White House officials predict that investment growth will bounce back next year, driving further productivity gains and lifting wages for workers, based in part on the high levels of planned investment that many business surveys continue to forecast.
“What we expect to see from the second part of the tax bill, which is the lower cost to capital and the higher investment, is just higher wage growth that’s sustained,” Kevin A. Hassett, the chairman of the White House Council of Economic Advisers, recently told reporters. American workers aren’t feeling happier about the law — but companies are talking about it again.
That bonus wave appeared to, very briefly, buoy public opinion of the tax cuts. The law’s popularity peaked at a 51 percent approval rating in February — after most of the announcements had just been made — in polling conducted by online research service SurveyMonkey for the New York Times.
That favor has receded. In December, SurveyMonkey found, 47 percent of Americans approved of the law, while 46 percent disapproved. Republicans still praise the law and its benefits to businesses in floor speeches and news releases, but they did not make it a dominant campaign issue in November’s midterm elections. Support for the law, odd as it may seem, has fallen slightly from the peak among Republicans — and risen slightly among Democrats.
Overall economic confidence was higher in the 2018 surveys than in 2017, but “I don’t know whether we can attribute that to the tax reform passage,” said Laura Wronksi, one of the SurveyMonkey pollsters. She noted that Republicans have grown more economically optimistic even as their support for the law has fallen.
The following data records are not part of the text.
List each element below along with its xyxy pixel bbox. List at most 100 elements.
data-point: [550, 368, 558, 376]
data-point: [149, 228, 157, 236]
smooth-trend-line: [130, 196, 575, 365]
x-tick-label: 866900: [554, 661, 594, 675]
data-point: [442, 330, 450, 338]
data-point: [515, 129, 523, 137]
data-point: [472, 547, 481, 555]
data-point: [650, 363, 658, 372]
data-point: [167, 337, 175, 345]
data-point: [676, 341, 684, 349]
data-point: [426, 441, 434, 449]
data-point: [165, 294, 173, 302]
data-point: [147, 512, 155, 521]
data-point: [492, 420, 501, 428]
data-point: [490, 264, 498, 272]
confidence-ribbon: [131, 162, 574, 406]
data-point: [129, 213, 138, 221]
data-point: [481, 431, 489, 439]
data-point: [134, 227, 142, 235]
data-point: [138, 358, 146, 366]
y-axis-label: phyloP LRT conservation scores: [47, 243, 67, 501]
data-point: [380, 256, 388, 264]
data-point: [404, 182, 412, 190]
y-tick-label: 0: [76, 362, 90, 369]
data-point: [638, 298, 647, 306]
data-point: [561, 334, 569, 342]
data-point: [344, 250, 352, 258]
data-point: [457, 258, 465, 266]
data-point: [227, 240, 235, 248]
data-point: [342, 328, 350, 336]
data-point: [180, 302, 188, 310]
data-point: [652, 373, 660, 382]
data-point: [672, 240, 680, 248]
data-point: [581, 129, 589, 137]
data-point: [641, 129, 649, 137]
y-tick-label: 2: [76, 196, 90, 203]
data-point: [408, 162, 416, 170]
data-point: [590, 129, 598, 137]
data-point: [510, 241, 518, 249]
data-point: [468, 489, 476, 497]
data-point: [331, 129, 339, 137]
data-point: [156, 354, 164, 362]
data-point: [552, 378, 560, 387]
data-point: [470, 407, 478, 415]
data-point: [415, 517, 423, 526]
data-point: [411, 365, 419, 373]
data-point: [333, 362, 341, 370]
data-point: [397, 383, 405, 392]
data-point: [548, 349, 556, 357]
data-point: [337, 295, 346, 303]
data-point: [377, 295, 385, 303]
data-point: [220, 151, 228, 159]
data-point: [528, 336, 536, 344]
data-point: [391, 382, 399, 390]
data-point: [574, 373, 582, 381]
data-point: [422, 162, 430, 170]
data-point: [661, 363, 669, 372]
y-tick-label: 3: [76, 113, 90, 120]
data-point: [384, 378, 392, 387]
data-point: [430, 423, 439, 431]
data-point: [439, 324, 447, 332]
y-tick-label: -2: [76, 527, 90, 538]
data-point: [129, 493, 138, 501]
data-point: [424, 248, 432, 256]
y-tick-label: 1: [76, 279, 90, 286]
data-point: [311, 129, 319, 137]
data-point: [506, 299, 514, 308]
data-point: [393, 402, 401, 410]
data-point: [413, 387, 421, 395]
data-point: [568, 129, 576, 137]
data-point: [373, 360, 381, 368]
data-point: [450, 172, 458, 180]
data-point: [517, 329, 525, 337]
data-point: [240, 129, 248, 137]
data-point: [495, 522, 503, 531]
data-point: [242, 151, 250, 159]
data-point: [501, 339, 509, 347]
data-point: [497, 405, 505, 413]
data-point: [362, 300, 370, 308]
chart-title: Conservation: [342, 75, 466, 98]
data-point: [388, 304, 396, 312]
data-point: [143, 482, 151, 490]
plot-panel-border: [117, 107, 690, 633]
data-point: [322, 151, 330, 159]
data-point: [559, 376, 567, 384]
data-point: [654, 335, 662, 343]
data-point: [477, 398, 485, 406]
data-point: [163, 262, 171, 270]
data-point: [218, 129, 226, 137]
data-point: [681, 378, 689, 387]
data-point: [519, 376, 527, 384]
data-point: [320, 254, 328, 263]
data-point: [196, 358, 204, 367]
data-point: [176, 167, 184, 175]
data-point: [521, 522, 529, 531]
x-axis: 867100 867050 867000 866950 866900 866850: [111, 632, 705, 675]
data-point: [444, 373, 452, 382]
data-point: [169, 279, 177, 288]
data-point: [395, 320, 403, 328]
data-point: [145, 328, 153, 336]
Hassett said — as most economists have long predicted — that he did not expect to see this year’s wave of bonus announcements repeated next year. Few companies have followed Bank of America in announcing another batch of them.
But companies are still talking about the law — at least to shareholders. An analysis of earnings calls by Hamilton Place Strategies found that in the third quarter of this year, large companies discussed tax reform more than any policy topic, including the tariffs that have dominated headlines and market anxiety for the past several months.